What made this project a success was planning a strategy to provide a lay of the land so to speak, both positives and negatives as briefly outlined.  Just as important was the ‘doing’ beginning with marketing and sales persistence, in nice, positive and helpful fashion.  If the hard work was not put in, then we likely would not have been lucky with provided list and sourced technical resources.  The rest of the success reviewing and adapting as we proceeded and maintaining consistency with the basics, the approach and value promotion.
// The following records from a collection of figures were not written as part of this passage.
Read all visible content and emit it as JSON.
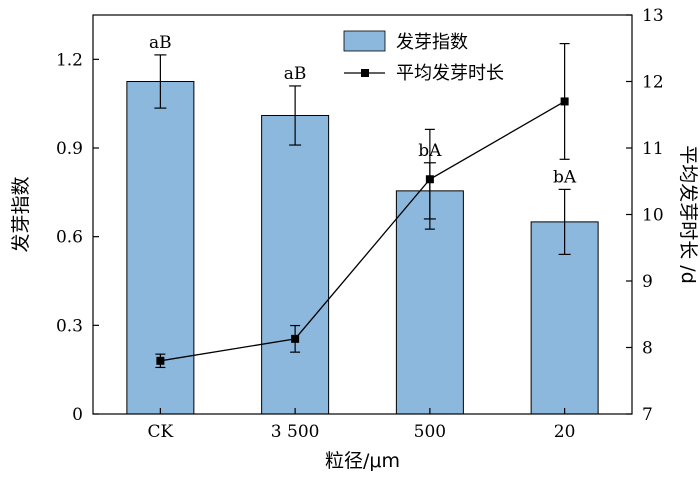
{
  "chart_data": {
    "type": "bar",
    "categories": [
      "CK",
      "3 500",
      "500",
      "20"
    ],
    "xlabel": "粒径/μm",
    "ylabel": "发芽指数",
    "y2label": "平均发芽时长 /d",
    "ylim": [
      0,
      1.35
    ],
    "y2lim": [
      7,
      13
    ],
    "yticks": [
      "0",
      "0.3",
      "0.6",
      "0.9",
      "1.2"
    ],
    "y2ticks": [
      "7",
      "8",
      "9",
      "10",
      "11",
      "12",
      "13"
    ],
    "legend_position": "top-right",
    "grid": false,
    "series": [
      {
        "name": "发芽指数",
        "type": "bar",
        "axis": "left",
        "color": "#8db8dd",
        "values": [
          1.125,
          1.01,
          0.755,
          0.65
        ],
        "errors": [
          0.09,
          0.1,
          0.095,
          0.11
        ],
        "annotations": [
          "aB",
          "aB",
          "bA",
          "bA"
        ]
      },
      {
        "name": "平均发芽时长",
        "type": "line",
        "axis": "right",
        "color": "#000000",
        "values": [
          7.8,
          8.13,
          10.53,
          11.7
        ],
        "errors": [
          0.1,
          0.2,
          0.75,
          0.87
        ]
      }
    ]
  }
}
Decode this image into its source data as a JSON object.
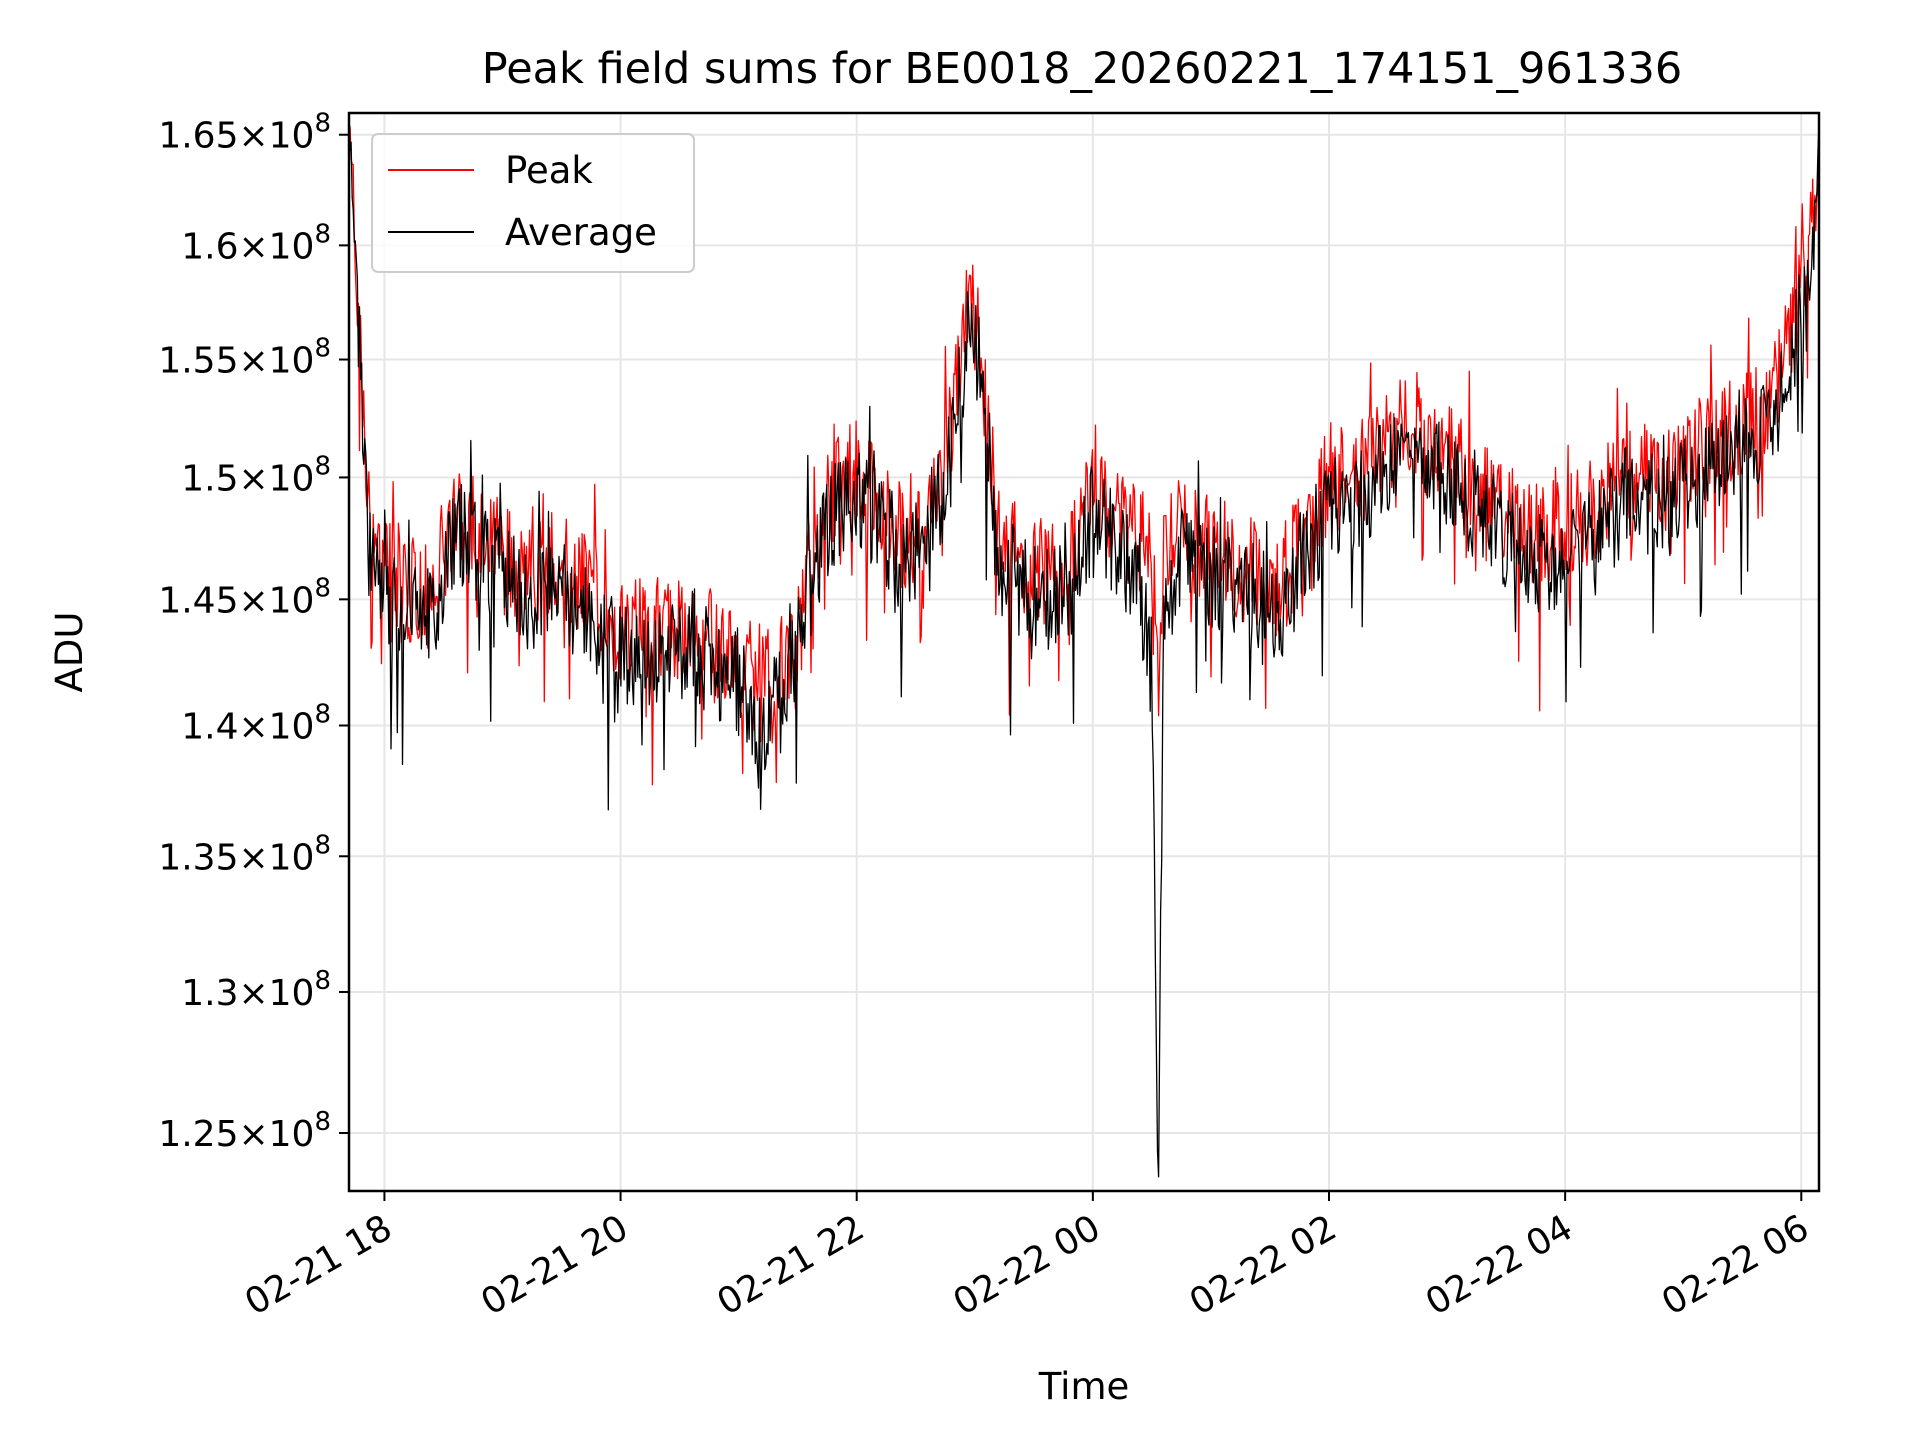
{
  "chart_data": {
    "type": "line",
    "title": "Peak field sums for BE0018_20260221_174151_961336",
    "xlabel": "Time",
    "ylabel": "ADU",
    "yscale": "log",
    "x_unit": "hours since 02-21 00:00",
    "xlim": [
      17.7,
      30.15
    ],
    "ylim": [
      123000000,
      166000000
    ],
    "grid": true,
    "legend_position": "top-left",
    "x_ticks": [
      {
        "value": 18,
        "label": "02-21 18"
      },
      {
        "value": 20,
        "label": "02-21 20"
      },
      {
        "value": 22,
        "label": "02-21 22"
      },
      {
        "value": 24,
        "label": "02-22 00"
      },
      {
        "value": 26,
        "label": "02-22 02"
      },
      {
        "value": 28,
        "label": "02-22 04"
      },
      {
        "value": 30,
        "label": "02-22 06"
      }
    ],
    "y_ticks": [
      {
        "value": 125000000,
        "mantissa": "1.25",
        "exponent": "8"
      },
      {
        "value": 130000000,
        "mantissa": "1.3",
        "exponent": "8"
      },
      {
        "value": 135000000,
        "mantissa": "1.35",
        "exponent": "8"
      },
      {
        "value": 140000000,
        "mantissa": "1.4",
        "exponent": "8"
      },
      {
        "value": 145000000,
        "mantissa": "1.45",
        "exponent": "8"
      },
      {
        "value": 150000000,
        "mantissa": "1.5",
        "exponent": "8"
      },
      {
        "value": 155000000,
        "mantissa": "1.55",
        "exponent": "8"
      },
      {
        "value": 160000000,
        "mantissa": "1.6",
        "exponent": "8"
      },
      {
        "value": 165000000,
        "mantissa": "1.65",
        "exponent": "8"
      }
    ],
    "y_tick_times_symbol": "×",
    "y_tick_base": "10",
    "series": [
      {
        "name": "Peak",
        "color": "#ff0000",
        "x": [
          17.7,
          17.75,
          17.8,
          17.85,
          17.9,
          18.0,
          18.2,
          18.4,
          18.6,
          18.8,
          19.0,
          19.2,
          19.4,
          19.6,
          19.8,
          20.0,
          20.2,
          20.4,
          20.6,
          20.8,
          21.0,
          21.2,
          21.4,
          21.6,
          21.8,
          22.0,
          22.2,
          22.4,
          22.6,
          22.8,
          22.95,
          23.05,
          23.2,
          23.4,
          23.6,
          23.8,
          24.0,
          24.2,
          24.4,
          24.5,
          24.55,
          24.6,
          24.7,
          24.8,
          25.0,
          25.2,
          25.4,
          25.6,
          25.8,
          26.0,
          26.2,
          26.4,
          26.6,
          26.8,
          27.0,
          27.2,
          27.4,
          27.6,
          27.8,
          28.0,
          28.2,
          28.4,
          28.6,
          28.8,
          29.0,
          29.2,
          29.4,
          29.6,
          29.8,
          29.9,
          30.0,
          30.1,
          30.15
        ],
        "values": [
          165500000,
          160000000,
          155000000,
          150000000,
          147000000,
          146500000,
          145500000,
          145000000,
          149000000,
          148000000,
          147000000,
          146000000,
          146500000,
          146000000,
          145000000,
          143500000,
          144000000,
          143500000,
          144500000,
          143000000,
          142500000,
          141500000,
          142500000,
          147000000,
          149500000,
          150500000,
          149000000,
          147500000,
          148000000,
          152000000,
          158000000,
          155500000,
          147500000,
          146500000,
          146000000,
          146500000,
          149500000,
          148000000,
          147500000,
          146500000,
          141000000,
          146500000,
          148000000,
          147500000,
          147000000,
          146500000,
          146000000,
          145500000,
          148000000,
          149500000,
          150000000,
          151000000,
          152000000,
          151500000,
          151000000,
          150000000,
          149000000,
          148000000,
          147500000,
          148000000,
          148500000,
          149500000,
          150500000,
          149500000,
          150500000,
          151500000,
          152000000,
          152500000,
          154000000,
          156000000,
          158000000,
          161000000,
          164500000
        ]
      },
      {
        "name": "Average",
        "color": "#000000",
        "x": [
          17.7,
          17.75,
          17.8,
          17.85,
          17.9,
          18.0,
          18.2,
          18.4,
          18.6,
          18.8,
          19.0,
          19.2,
          19.4,
          19.6,
          19.8,
          20.0,
          20.2,
          20.4,
          20.6,
          20.8,
          21.0,
          21.2,
          21.4,
          21.6,
          21.8,
          22.0,
          22.2,
          22.4,
          22.6,
          22.8,
          22.95,
          23.05,
          23.2,
          23.4,
          23.6,
          23.8,
          24.0,
          24.2,
          24.4,
          24.5,
          24.55,
          24.6,
          24.7,
          24.8,
          25.0,
          25.2,
          25.4,
          25.6,
          25.8,
          26.0,
          26.2,
          26.4,
          26.6,
          26.8,
          27.0,
          27.2,
          27.4,
          27.6,
          27.8,
          28.0,
          28.2,
          28.4,
          28.6,
          28.8,
          29.0,
          29.2,
          29.4,
          29.6,
          29.8,
          29.9,
          30.0,
          30.1,
          30.15
        ],
        "values": [
          164500000,
          159000000,
          154000000,
          149000000,
          146000000,
          145500000,
          144500000,
          144000000,
          148000000,
          147000000,
          146000000,
          145000000,
          145500000,
          145000000,
          144000000,
          142500000,
          143000000,
          142500000,
          143500000,
          142000000,
          141500000,
          140000000,
          141000000,
          146000000,
          148500000,
          149500000,
          148000000,
          146500000,
          147000000,
          151000000,
          156500000,
          154500000,
          146500000,
          145500000,
          145000000,
          145500000,
          148500000,
          147000000,
          146000000,
          142000000,
          123000000,
          143000000,
          146500000,
          146500000,
          146000000,
          145500000,
          145000000,
          144500000,
          147000000,
          148500000,
          149000000,
          150000000,
          151000000,
          150500000,
          150000000,
          149000000,
          148000000,
          147000000,
          146500000,
          147000000,
          147500000,
          148500000,
          149500000,
          148500000,
          149500000,
          150500000,
          151000000,
          151500000,
          153000000,
          155000000,
          157000000,
          160000000,
          163500000
        ]
      }
    ]
  }
}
Behind this case study were my skills, experience, and competencies with:

  • Market research which help size up what we have and we are up against
  • Putting the research into a viable sales strategy that provided us  with the best chance of winning.  It also required a lot of my people engagement skills
  • Addressing political aspect of Salesforce.com partnership with my people engagement skills as well
  • Marketing and Sales expertise from lead qualification through to prospecting and of course closing.
  • Leading by example, the firm’s newly minted Salesforce.com practice with twelve resources from marketing, to project manager, developer, architect and trainers.